Altre scalinate e altro asfalto serpenti le rotaie del tram. Un anno dopo. Cielo terso e azzurro; l’aria frizzante annuncio di primavera. Non volemmo stracci rossi evitammo drappi neri fummo la prima fila di una giovinezza errabonda, nostalgia e futuro quel 1 di marzo a coniugarsi con la rivoluzione possibile. Valle Giulia. E con quel poster in ogni stanza nella mente nel cuore divenimmo storia anche se ci negarono il nome. Io c’ero e tanto basta. Così la facoltà di Giurisprudenza si trasformò in laboratorio idee combattenti coagulo di forze una visione del mondo. “Noi uomini d’oggi”. E, appena quindici giorni dopo, volarono panche dal tetto non perché condividemmo reazione vile e borghese ma in quanto fu il nostro cuore ardente a condividere comunque le illusioni di tanti coetanei chiamati a fare scudo ai nostri sogni grandi.

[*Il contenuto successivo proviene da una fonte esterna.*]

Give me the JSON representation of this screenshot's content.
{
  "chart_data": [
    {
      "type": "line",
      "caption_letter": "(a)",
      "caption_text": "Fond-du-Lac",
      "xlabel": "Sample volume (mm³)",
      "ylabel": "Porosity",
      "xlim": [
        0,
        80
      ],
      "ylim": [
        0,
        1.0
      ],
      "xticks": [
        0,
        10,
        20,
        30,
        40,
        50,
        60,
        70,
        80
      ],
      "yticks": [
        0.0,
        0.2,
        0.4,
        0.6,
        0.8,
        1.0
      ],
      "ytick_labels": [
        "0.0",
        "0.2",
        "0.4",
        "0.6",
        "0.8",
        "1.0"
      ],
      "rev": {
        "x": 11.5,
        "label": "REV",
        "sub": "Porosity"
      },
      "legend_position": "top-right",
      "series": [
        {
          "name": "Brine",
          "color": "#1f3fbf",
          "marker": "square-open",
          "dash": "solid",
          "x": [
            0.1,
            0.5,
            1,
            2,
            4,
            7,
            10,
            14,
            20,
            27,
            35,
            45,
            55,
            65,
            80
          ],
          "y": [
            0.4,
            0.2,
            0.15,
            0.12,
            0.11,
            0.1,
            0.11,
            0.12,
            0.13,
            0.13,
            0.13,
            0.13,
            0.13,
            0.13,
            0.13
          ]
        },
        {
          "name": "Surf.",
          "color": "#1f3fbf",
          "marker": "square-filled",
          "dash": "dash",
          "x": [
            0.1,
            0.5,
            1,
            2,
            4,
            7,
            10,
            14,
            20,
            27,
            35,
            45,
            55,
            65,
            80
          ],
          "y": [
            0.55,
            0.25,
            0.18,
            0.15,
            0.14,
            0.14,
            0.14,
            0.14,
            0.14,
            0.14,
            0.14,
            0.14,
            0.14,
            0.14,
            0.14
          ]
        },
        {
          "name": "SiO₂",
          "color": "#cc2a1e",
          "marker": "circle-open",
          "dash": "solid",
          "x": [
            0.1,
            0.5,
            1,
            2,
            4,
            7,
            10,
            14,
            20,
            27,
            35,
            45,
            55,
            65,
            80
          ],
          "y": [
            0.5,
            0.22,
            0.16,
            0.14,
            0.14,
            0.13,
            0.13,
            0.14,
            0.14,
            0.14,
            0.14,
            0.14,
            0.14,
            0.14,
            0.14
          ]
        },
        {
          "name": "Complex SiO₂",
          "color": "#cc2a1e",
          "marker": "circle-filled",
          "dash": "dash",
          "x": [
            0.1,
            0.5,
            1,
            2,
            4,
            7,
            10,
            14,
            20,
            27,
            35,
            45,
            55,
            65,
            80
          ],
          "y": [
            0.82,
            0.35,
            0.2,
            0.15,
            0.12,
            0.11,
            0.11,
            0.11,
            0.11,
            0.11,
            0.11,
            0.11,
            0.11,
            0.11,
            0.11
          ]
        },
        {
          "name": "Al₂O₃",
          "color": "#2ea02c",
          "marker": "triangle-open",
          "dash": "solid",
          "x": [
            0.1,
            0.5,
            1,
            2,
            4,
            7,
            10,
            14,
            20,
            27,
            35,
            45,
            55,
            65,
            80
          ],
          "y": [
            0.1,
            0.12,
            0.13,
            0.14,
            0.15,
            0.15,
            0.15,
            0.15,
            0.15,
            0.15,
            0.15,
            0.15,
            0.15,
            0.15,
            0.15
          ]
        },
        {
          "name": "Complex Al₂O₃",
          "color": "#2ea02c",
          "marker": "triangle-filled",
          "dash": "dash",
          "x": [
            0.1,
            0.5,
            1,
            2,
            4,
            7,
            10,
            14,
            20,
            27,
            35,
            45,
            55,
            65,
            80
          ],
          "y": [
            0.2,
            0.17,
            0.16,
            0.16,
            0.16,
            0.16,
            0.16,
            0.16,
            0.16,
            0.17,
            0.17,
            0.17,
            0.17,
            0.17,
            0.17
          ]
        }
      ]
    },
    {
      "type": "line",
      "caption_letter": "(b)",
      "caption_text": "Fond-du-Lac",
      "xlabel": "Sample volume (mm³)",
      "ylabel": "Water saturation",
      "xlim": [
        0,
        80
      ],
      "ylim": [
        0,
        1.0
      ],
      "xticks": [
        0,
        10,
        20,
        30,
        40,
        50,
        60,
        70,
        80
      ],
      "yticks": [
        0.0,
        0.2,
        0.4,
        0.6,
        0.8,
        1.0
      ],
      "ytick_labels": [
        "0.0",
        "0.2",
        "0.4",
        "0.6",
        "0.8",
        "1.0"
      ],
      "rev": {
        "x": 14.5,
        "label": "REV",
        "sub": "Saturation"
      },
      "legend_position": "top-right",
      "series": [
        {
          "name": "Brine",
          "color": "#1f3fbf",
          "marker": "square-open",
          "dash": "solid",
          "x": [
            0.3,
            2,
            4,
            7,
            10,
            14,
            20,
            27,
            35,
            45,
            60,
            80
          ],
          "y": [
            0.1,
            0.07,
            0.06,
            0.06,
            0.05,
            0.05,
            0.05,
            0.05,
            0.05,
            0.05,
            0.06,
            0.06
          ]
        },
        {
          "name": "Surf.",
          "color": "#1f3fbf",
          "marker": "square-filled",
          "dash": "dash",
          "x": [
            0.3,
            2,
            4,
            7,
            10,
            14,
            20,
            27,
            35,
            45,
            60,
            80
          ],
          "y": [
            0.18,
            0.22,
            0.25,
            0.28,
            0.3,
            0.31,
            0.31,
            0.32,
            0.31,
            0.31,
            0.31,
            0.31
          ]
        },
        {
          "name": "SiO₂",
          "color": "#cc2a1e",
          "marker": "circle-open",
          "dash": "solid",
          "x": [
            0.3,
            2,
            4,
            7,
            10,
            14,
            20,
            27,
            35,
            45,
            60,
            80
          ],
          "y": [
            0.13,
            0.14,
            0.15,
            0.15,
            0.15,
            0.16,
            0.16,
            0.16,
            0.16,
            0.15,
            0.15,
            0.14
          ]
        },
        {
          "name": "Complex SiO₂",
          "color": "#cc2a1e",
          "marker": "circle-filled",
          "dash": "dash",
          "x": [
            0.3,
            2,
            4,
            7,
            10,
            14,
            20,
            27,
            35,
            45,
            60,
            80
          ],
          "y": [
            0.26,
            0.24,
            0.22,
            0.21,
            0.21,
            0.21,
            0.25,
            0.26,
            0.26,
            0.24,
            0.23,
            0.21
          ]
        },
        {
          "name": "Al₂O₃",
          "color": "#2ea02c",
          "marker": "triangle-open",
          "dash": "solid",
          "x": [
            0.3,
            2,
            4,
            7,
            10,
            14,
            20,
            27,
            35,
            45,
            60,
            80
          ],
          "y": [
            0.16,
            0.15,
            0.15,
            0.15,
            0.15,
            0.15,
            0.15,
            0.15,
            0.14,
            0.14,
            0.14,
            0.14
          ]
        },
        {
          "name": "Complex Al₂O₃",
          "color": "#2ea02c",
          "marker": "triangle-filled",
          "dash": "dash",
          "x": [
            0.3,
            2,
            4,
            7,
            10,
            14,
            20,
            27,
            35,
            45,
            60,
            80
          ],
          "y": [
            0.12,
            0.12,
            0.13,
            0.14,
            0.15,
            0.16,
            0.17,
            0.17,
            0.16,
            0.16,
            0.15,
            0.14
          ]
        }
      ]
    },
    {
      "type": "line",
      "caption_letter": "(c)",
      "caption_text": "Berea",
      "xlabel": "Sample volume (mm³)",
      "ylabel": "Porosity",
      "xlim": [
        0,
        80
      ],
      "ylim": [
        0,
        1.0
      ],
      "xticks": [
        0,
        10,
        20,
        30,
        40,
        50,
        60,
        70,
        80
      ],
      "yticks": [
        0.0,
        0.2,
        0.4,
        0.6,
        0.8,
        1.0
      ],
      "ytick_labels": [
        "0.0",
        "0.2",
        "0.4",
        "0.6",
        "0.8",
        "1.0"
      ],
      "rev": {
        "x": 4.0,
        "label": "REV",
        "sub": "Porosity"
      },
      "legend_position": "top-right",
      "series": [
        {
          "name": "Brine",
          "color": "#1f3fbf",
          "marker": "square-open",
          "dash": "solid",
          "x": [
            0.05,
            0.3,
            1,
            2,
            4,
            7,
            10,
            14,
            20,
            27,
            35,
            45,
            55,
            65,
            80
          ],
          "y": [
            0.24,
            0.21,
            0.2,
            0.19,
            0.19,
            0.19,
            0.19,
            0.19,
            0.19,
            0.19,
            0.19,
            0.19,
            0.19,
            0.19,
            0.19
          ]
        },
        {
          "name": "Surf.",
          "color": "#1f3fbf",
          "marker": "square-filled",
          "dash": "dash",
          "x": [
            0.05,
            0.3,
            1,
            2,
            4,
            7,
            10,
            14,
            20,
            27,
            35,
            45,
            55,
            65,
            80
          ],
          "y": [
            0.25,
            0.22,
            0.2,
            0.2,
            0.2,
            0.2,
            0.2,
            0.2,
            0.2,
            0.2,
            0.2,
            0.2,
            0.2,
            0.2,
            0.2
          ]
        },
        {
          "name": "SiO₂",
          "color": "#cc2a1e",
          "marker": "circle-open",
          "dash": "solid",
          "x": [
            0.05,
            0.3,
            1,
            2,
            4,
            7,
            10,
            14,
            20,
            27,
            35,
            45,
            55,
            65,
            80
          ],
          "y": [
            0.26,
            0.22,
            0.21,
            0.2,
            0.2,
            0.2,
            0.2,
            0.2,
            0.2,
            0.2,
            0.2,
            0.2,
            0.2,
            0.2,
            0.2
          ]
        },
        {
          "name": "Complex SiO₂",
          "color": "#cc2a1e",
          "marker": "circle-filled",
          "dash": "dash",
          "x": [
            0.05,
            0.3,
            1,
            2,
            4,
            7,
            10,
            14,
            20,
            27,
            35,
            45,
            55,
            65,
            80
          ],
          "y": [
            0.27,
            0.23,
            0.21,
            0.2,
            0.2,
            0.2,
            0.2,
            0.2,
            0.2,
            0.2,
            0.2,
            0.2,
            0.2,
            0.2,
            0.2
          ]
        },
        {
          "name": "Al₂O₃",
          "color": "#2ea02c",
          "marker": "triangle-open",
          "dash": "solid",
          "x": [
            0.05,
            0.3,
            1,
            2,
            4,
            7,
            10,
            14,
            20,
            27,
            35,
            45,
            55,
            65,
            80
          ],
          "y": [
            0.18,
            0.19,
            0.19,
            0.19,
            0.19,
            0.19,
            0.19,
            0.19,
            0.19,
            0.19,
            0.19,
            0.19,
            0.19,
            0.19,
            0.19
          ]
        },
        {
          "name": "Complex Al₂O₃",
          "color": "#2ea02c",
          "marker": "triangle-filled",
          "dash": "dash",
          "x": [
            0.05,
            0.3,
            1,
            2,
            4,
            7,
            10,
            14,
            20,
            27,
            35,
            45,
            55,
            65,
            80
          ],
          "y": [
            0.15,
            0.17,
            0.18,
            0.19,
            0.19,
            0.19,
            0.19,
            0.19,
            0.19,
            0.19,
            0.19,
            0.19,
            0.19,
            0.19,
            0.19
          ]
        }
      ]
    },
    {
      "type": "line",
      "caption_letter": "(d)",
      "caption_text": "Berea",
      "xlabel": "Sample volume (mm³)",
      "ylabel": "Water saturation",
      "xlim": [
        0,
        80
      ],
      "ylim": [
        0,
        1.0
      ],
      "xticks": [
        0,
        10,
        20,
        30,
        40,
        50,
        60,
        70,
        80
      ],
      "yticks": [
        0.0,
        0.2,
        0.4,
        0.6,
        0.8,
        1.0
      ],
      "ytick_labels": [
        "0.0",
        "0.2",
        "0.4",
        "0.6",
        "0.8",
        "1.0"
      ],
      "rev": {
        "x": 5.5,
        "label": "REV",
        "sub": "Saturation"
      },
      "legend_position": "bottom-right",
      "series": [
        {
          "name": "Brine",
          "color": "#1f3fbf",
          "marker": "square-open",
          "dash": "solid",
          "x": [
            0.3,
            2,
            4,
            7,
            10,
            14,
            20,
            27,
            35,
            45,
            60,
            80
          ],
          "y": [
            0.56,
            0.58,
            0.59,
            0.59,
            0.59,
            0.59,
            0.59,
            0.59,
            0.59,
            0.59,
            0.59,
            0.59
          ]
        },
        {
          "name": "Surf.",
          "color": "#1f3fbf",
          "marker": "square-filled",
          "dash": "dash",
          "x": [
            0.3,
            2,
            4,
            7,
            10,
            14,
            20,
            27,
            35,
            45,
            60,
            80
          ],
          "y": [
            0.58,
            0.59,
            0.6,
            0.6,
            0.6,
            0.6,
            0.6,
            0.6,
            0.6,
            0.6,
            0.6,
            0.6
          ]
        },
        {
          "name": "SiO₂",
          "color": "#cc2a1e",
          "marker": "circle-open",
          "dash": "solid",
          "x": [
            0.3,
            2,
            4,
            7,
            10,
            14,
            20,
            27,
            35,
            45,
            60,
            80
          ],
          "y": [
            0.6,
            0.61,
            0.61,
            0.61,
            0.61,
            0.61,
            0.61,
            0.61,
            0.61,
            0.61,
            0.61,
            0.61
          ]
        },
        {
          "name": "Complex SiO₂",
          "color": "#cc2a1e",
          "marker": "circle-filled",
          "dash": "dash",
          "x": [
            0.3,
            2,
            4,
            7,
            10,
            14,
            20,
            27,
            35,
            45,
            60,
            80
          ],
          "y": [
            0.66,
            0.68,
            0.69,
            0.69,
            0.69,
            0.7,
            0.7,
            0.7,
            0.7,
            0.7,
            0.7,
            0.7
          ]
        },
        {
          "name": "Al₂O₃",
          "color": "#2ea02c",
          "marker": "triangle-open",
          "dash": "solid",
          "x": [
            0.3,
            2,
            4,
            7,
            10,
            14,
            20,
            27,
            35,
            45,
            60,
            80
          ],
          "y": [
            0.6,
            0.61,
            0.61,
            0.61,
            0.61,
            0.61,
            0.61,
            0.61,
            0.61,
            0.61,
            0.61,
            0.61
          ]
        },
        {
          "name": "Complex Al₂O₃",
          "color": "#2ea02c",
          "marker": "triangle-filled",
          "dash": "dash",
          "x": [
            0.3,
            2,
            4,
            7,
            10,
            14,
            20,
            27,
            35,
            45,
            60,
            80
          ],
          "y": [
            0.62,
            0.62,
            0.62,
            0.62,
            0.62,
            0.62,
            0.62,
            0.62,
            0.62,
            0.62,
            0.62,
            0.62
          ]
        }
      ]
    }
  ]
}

Intanto nuvole ad addensarsi cielo grigio autunno annuncio d’odio e di menzogna di sangue estraneo e di sangue nostro generosamente versato in un lavacro dove altri vollero rimestare e renderci diversi. Pagammo, lo so, se siamo qui fummo sì battuti ma non domi. E non furono sbarre e chiavistelli a precluderci le stelle. L’azzurro del mare lungo la costa estrema della nostra terra; l’azzurro a raccogliere il teschio con la rosa fra i denti. Chi può esserne dimentico? Al servizio dell’Idea, il rosso e il nero, non cerca padroni non schiavi orizzonti da travalicare…

Oggi Adriano parla, ci parla, con l’anagrafe avversa, in questo mondo che, a dirla con Nietzsche, “appartiene alla plebe”. Qualunque siano le sue parole che non si rendano vane sirene ma siano, in ciascuno di noi, carne ossa sangue, la promessa mantenuta alla nostra giovinezza premessa a ciò che fummo e volemmo essere. Un abbraccio.